ZeroTrace OSINT
Reverse DNS
PTR records, forward-confirmed reverse DNS, and bulk-mode IP-to-hostname lookups.
The reverse-DNS tool resolves an IP back to its hostname (or hostnames) via PTR records. It also does the forward-confirmed reverse-DNS check — re-resolving the PTR back to the A / AAAA record to confirm the mapping is consistent.
What you get
For any IPv4 or IPv6:
- PTR record(s) — the hostname(s) the IP claims as its name.
- Forward-confirmed flag — does the PTR's A record point back to the original IP? (Yes / No / Mismatch)
- Hostname pattern detection — same hosting-provider pattern catalog used by IP geolocation.
Why forward-confirmed matters
A hostname owner can claim any PTR they like for an IP they control. The forward-confirmed check verifies that the registered A record for the PTR hostname actually points back to the IP — which is what most legitimate services arrange and most spoofers do not.
| FCrDNS result | What it means |
|---|---|
| Confirmed | The PTR is owned by the same operator who runs the IP. High-trust mapping. |
| Unconfirmed | A record points elsewhere (or doesn't exist). Often benign (shared hosting, CDN), occasionally suspicious. |
| Mismatch | A record exists and points to a different IP. Misconfiguration or impersonation. |
For mail-server reputation work in particular, forward-confirmed reverse-DNS is one of the cheap signals that big mail providers actually check.
Bulk reverse DNS
Bulk paste accepts a list of IPs and resolves them in parallel (with per-host rate-limiting).
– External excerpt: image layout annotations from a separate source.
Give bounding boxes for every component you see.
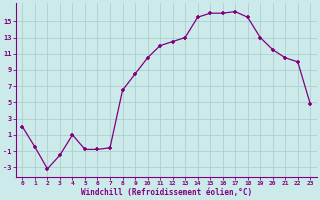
X-axis label: Windchill (Refroidissement éolien,°C): Windchill (Refroidissement éolien,°C) — [81, 188, 252, 197]
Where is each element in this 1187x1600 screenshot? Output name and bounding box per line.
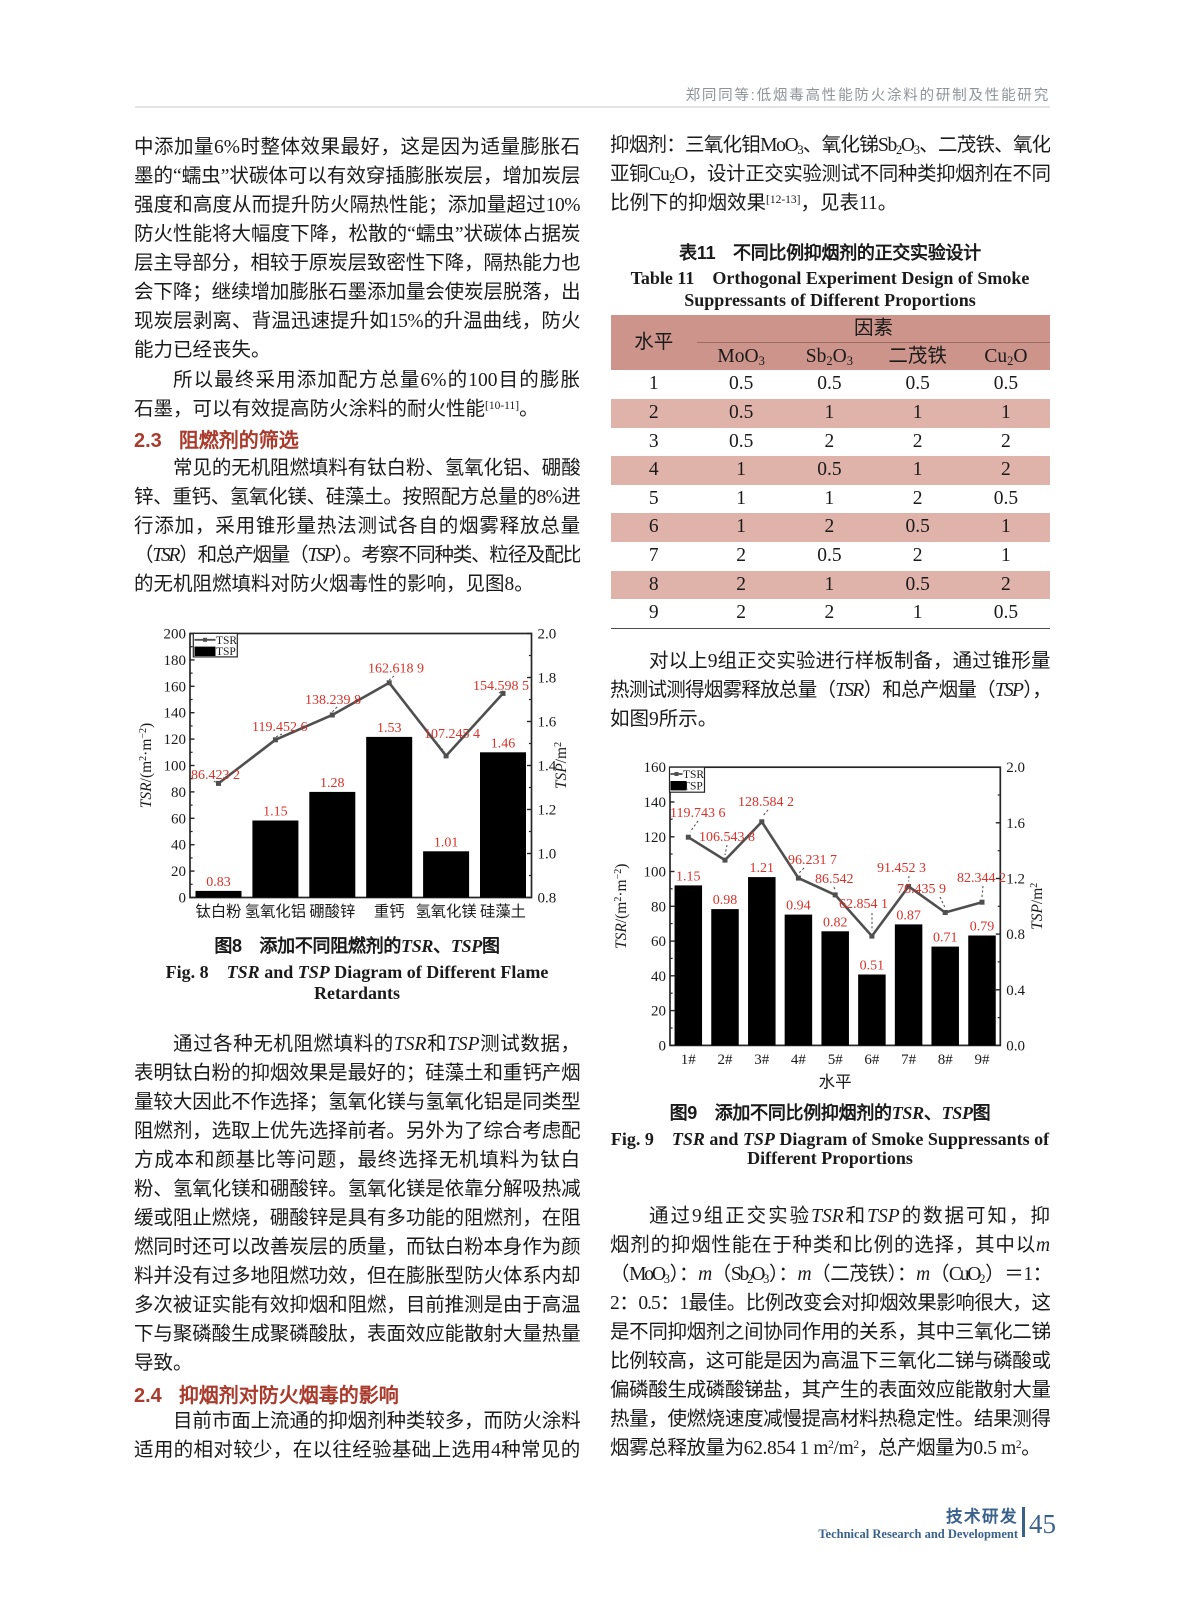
svg-text:硅藻土: 硅藻土	[480, 904, 526, 921]
svg-text:0: 0	[659, 1038, 667, 1054]
svg-text:2.0: 2.0	[1006, 760, 1025, 776]
svg-text:1.46: 1.46	[491, 736, 516, 751]
svg-text:1.8: 1.8	[538, 671, 557, 687]
svg-text:TSR/(m2·m−2): TSR/(m2·m−2)	[138, 723, 156, 808]
svg-text:TSP/m2: TSP/m2	[1029, 883, 1047, 930]
svg-text:1.2: 1.2	[1006, 872, 1025, 888]
svg-text:4#: 4#	[791, 1052, 807, 1068]
svg-text:氢氧化铝: 氢氧化铝	[245, 904, 306, 921]
svg-text:40: 40	[171, 838, 186, 854]
svg-text:2.0: 2.0	[538, 627, 557, 643]
svg-text:140: 140	[164, 706, 187, 722]
svg-text:200: 200	[164, 627, 187, 643]
svg-text:硼酸锌: 硼酸锌	[309, 904, 355, 921]
svg-text:128.584 2: 128.584 2	[738, 795, 794, 810]
svg-text:6#: 6#	[864, 1052, 880, 1068]
svg-text:154.598 5: 154.598 5	[473, 679, 529, 694]
svg-text:60: 60	[651, 934, 666, 950]
svg-text:120: 120	[644, 830, 667, 846]
svg-text:0.8: 0.8	[538, 891, 557, 907]
svg-text:62.854 1: 62.854 1	[839, 897, 888, 912]
svg-text:0.82: 0.82	[823, 915, 848, 930]
svg-text:7#: 7#	[901, 1052, 917, 1068]
svg-text:0.98: 0.98	[713, 893, 738, 908]
svg-text:86.542: 86.542	[815, 872, 854, 887]
svg-text:0.94: 0.94	[786, 899, 811, 914]
svg-text:1.0: 1.0	[538, 847, 557, 863]
svg-text:140: 140	[644, 795, 667, 811]
svg-text:1.01: 1.01	[434, 835, 459, 850]
svg-text:9#: 9#	[975, 1052, 991, 1068]
svg-text:80: 80	[171, 785, 186, 801]
svg-text:1.53: 1.53	[377, 721, 402, 736]
svg-text:重钙: 重钙	[374, 904, 405, 921]
svg-text:76.435 9: 76.435 9	[897, 882, 946, 897]
svg-text:82.344 2: 82.344 2	[957, 871, 1006, 886]
svg-text:氢氧化镁: 氢氧化镁	[415, 904, 476, 921]
svg-text:1.2: 1.2	[538, 803, 557, 819]
svg-text:162.618 9: 162.618 9	[368, 662, 424, 677]
svg-text:80: 80	[651, 899, 666, 915]
svg-text:TSR: TSR	[683, 769, 704, 781]
svg-text:91.452 3: 91.452 3	[877, 861, 926, 876]
svg-text:20: 20	[171, 864, 186, 880]
svg-text:160: 160	[164, 679, 187, 695]
svg-text:1.6: 1.6	[538, 715, 557, 731]
svg-text:水平: 水平	[819, 1072, 852, 1091]
svg-text:107.245 4: 107.245 4	[424, 727, 480, 742]
svg-text:1.15: 1.15	[263, 805, 288, 820]
svg-text:TSP: TSP	[683, 781, 703, 793]
svg-text:TSP/m2: TSP/m2	[553, 742, 571, 789]
svg-text:5#: 5#	[828, 1052, 844, 1068]
svg-text:100: 100	[164, 759, 187, 775]
svg-text:1.21: 1.21	[750, 861, 775, 876]
svg-text:0.51: 0.51	[860, 959, 885, 974]
svg-text:1.4: 1.4	[538, 759, 557, 775]
svg-text:0: 0	[179, 891, 187, 907]
svg-text:138.239 8: 138.239 8	[305, 693, 361, 708]
svg-text:0.4: 0.4	[1006, 983, 1025, 999]
svg-text:119.452 6: 119.452 6	[252, 720, 307, 735]
svg-text:1#: 1#	[681, 1052, 697, 1068]
svg-text:TSR/(m2·m−2): TSR/(m2·m−2)	[613, 864, 631, 949]
svg-text:0.71: 0.71	[933, 931, 958, 946]
svg-text:20: 20	[651, 1004, 666, 1020]
svg-text:8#: 8#	[938, 1052, 954, 1068]
svg-text:0.0: 0.0	[1006, 1038, 1025, 1054]
svg-text:TSR: TSR	[216, 635, 237, 647]
svg-text:0.79: 0.79	[970, 920, 995, 935]
svg-text:119.743 6: 119.743 6	[670, 806, 725, 821]
svg-text:160: 160	[644, 760, 667, 776]
svg-text:40: 40	[651, 969, 666, 985]
svg-text:60: 60	[171, 811, 186, 827]
svg-text:180: 180	[164, 653, 187, 669]
svg-text:0.87: 0.87	[896, 908, 921, 923]
svg-text:100: 100	[644, 865, 667, 881]
svg-text:1.28: 1.28	[320, 776, 345, 791]
svg-text:0.83: 0.83	[206, 875, 231, 890]
svg-text:106.543 8: 106.543 8	[699, 830, 755, 845]
svg-text:3#: 3#	[754, 1052, 770, 1068]
svg-text:0.8: 0.8	[1006, 927, 1025, 943]
svg-text:120: 120	[164, 732, 187, 748]
svg-text:96.231 7: 96.231 7	[788, 853, 837, 868]
svg-text:86.423 2: 86.423 2	[191, 768, 240, 783]
svg-text:钛白粉: 钛白粉	[196, 904, 242, 921]
svg-text:TSP: TSP	[216, 646, 236, 658]
svg-text:2#: 2#	[718, 1052, 734, 1068]
svg-text:1.15: 1.15	[676, 869, 701, 884]
svg-text:1.6: 1.6	[1006, 816, 1025, 832]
The aggregate table shows IP, PTR, and FCrDNS status side by side — a clean way to enrich a log file or a CIDR sweep.
For a /24 sweep, paste the IPs from the CIDR tools range expander. Most IPs will have no PTR (uninteresting); the ones that do tell you what hostnames the operator is willing to publish.
Pivots from a reverse-DNS result
| Click on... | Pivot to |
|---|---|
| The IP | WHOIS, IP geolocation, ASN lookup, IP reputation |
| PTR hostname | DNS lookup, WHOIS on parent domain, certificate transparency on parent |
| FCrDNS result | (no pivot — informational) |
Sources
- The system DNS resolver, which honours your network's chosen resolver.
Reverse-DNS is one of the few tools in the toolkit that does not call an external HTTP API — it uses native DNS queries. There is no external source attribution because there is no external source.